If Proposal 1 passes, it would put in place legislation already approved by the Legislature that creates three new exemptions for certain businesses that currently pay personal property taxes. Those exemptions would free businesses with less than $80,000 of personal property from all PPT liability; phase in relief for manufacturing personal property that has been subjected to the tax for at least 10 years; and exempts all new manufacturing personal property.
Those exemptions would result in a tax cut of more than $600 million annually, but would be offset by a new, smaller tax on personal property that qualifies for either of the latter two exemptions. That is estimated to raise about $117.5 million annually. State and local governments receive about $1.3 billion in PPT revenue currently.

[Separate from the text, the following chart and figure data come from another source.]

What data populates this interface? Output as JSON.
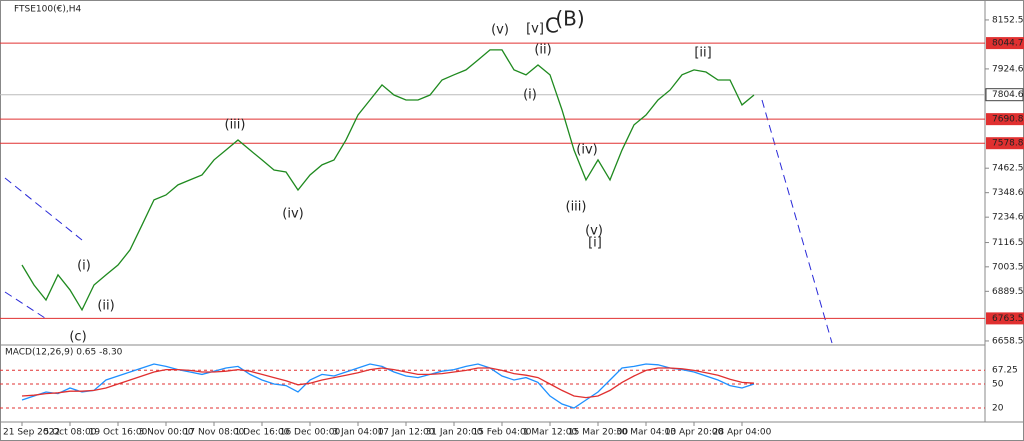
{
  "chart_data": [
    {
      "type": "line",
      "title": "FTSE100(€),H4",
      "categories": [
        "21 Sep 2022",
        null,
        null,
        null,
        "5 Oct 08:00",
        null,
        null,
        null,
        "19 Oct 16:00",
        null,
        null,
        null,
        "3 Nov 00:00",
        null,
        null,
        null,
        "17 Nov 08:00",
        null,
        null,
        null,
        "1 Dec 16:00",
        null,
        null,
        null,
        "16 Dec 00:00",
        null,
        null,
        null,
        "3 Jan 04:00",
        null,
        null,
        null,
        "17 Jan 12:00",
        null,
        null,
        null,
        "31 Jan 20:00",
        null,
        null,
        null,
        "15 Feb 04:00",
        null,
        null,
        null,
        "1 Mar 12:00",
        null,
        null,
        null,
        "15 Mar 20:00",
        null,
        null,
        null,
        "30 Mar 04:00",
        null,
        null,
        null,
        "13 Apr 20:00",
        null,
        null,
        null,
        "28 Apr 04:00",
        null
      ],
      "series": [
        {
          "color": "#1f8a1f",
          "values": [
            7012,
            6919,
            6849,
            6966,
            6896,
            6803,
            6919,
            6966,
            7012,
            7082,
            7198,
            7315,
            7338,
            7385,
            7408,
            7431,
            7501,
            7547,
            7594,
            7547,
            7501,
            7454,
            7445,
            7361,
            7431,
            7478,
            7501,
            7594,
            7710,
            7780,
            7850,
            7803,
            7780,
            7780,
            7803,
            7873,
            7897,
            7920,
            7966,
            8013,
            8013,
            7920,
            7897,
            7943,
            7897,
            7734,
            7547,
            7408,
            7501,
            7408,
            7547,
            7664,
            7710,
            7780,
            7826,
            7897,
            7920,
            7910,
            7873,
            7873,
            7757,
            7803
          ]
        }
      ],
      "ylim": [
        6649,
        8222
      ],
      "yticks": [
        8152.5,
        7924.6,
        7462.5,
        7348.6,
        7234.6,
        7116.5,
        7003.5,
        6889.5,
        6658.5
      ],
      "levels": [
        8044.7,
        7690.8,
        7578.8,
        6763.5
      ],
      "level_color": "#e03030",
      "last_price": 7804.6,
      "annotations": [
        {
          "text": "(c)",
          "color": "#2a2ad8"
        },
        {
          "text": "(i)",
          "color": "#2a2ad8"
        },
        {
          "text": "(ii)",
          "color": "#2a2ad8"
        },
        {
          "text": "(iii)",
          "color": "#2a2ad8"
        },
        {
          "text": "(iv)",
          "color": "#2a2ad8"
        },
        {
          "text": "(v)",
          "color": "#2a2ad8"
        },
        {
          "text": "[v]",
          "color": "#2a8a2a"
        },
        {
          "text": "C",
          "color": "#2a2ad8"
        },
        {
          "text": "(B)",
          "color": "#e02020"
        },
        {
          "text": "(ii)",
          "color": "#2a2ad8"
        },
        {
          "text": "(i)",
          "color": "#2a2ad8"
        },
        {
          "text": "(iv)",
          "color": "#2a2ad8"
        },
        {
          "text": "(iii)",
          "color": "#2a2ad8"
        },
        {
          "text": "(v)",
          "color": "#2a2ad8"
        },
        {
          "text": "[i]",
          "color": "#2a8a2a"
        },
        {
          "text": "[ii]",
          "color": "#2a8a2a"
        }
      ]
    },
    {
      "type": "line",
      "title": "MACD(12,26,9) 0.65 -8.30",
      "series": [
        {
          "color": "#1e90ff",
          "values": [
            30,
            35,
            40,
            38,
            45,
            40,
            42,
            55,
            60,
            65,
            70,
            75,
            72,
            68,
            65,
            62,
            66,
            70,
            72,
            62,
            55,
            50,
            48,
            40,
            55,
            62,
            60,
            65,
            70,
            75,
            72,
            65,
            60,
            58,
            62,
            66,
            68,
            72,
            75,
            70,
            60,
            55,
            58,
            52,
            35,
            25,
            20,
            30,
            40,
            55,
            70,
            72,
            75,
            74,
            70,
            68,
            65,
            60,
            55,
            48,
            45,
            50
          ]
        },
        {
          "color": "#e03030",
          "values": [
            35,
            36,
            38,
            39,
            41,
            41,
            42,
            45,
            50,
            55,
            60,
            65,
            68,
            68,
            67,
            65,
            65,
            66,
            68,
            66,
            62,
            58,
            54,
            49,
            51,
            55,
            58,
            61,
            64,
            68,
            70,
            68,
            65,
            62,
            62,
            63,
            65,
            67,
            70,
            70,
            67,
            63,
            61,
            58,
            50,
            42,
            35,
            33,
            35,
            42,
            52,
            60,
            67,
            70,
            70,
            69,
            67,
            64,
            61,
            56,
            52,
            51
          ]
        }
      ],
      "ylim": [
        2.5,
        96.25
      ],
      "yticks": [
        67.25,
        50,
        20
      ]
    }
  ]
}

The bills that would become law should Proposal 1 pass would see the state set aside a portion of the Use tax revenue to reimburse local municipalities and school districts that experience a decrease in PPT revenue. The state will accomplish this through a new authority that will levy a Use tax and redistribute the money back to local governments. This “local” Use tax will decrease the state Use tax, leaving taxpayers unaffected. Although the package of bills has already been approved, the Headlee Amendment requires that the matter be put to a vote because it creates a new “local” tax.
“The state is going to absorb the revenue lost from these exemptions while cutting the personal property tax,” Hohman said. “It’s a hefty tax cut that should encourage job growth.”